今回の農村セラピー事業では、人間の感性の計測を専門とする信大繊維学部感性工学課程の上条正義教授の協力を得て、日帰りツアー参加者に対して、アンケートによる癒やされ感の数値化を研究してきた。

2008年から約3年間で、ほっとステイ参加者500人余にアンケートを実施。「自然に接して心が洗われる感じがする」「気持ちのいい汗をかいていると思う」など40余の設問に体験前と後に答えてもらい、それぞれ癒やされ感を100点満点で数値化した。

信州せいしゅん村、園芸治療「農村セラピー」サービスを開始。 農業による癒され感を数値化
 近年では園芸療法サービスを行う企業や団体も増えてきた。園芸治療とは、野菜や草花、樹木を育てることを通じて心身を癒やす療法。

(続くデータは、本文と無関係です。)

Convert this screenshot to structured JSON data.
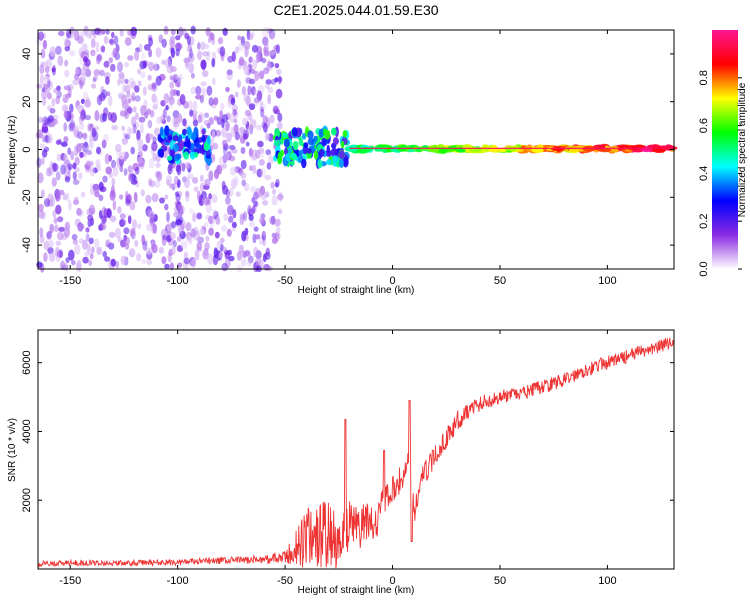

病気治療のほか障害者や高齢者などのリハビリにも用いられており、第2次世界大戦ごろに心の傷を負った人のリハビリとして欧米で始まった取り組みが起源という。日本に本格的に紹介されたのは1990年代で、1995年の阪神大震災後のメンタル面のケアが脚光を浴びたことも認知のキッカケとなっている。

認知症の治療の一環として、末期がん患者に対しての緩和ケアのためにハーブ(カモミール等)を利用するケースなど、園芸治療を採用する病院も増えており、医学的根拠を研究するために、東京農業大学は2006年に「バイオセラピー学科」を開設している。農業には様々な効果・ビジネスの可能性を秘めている、といえる。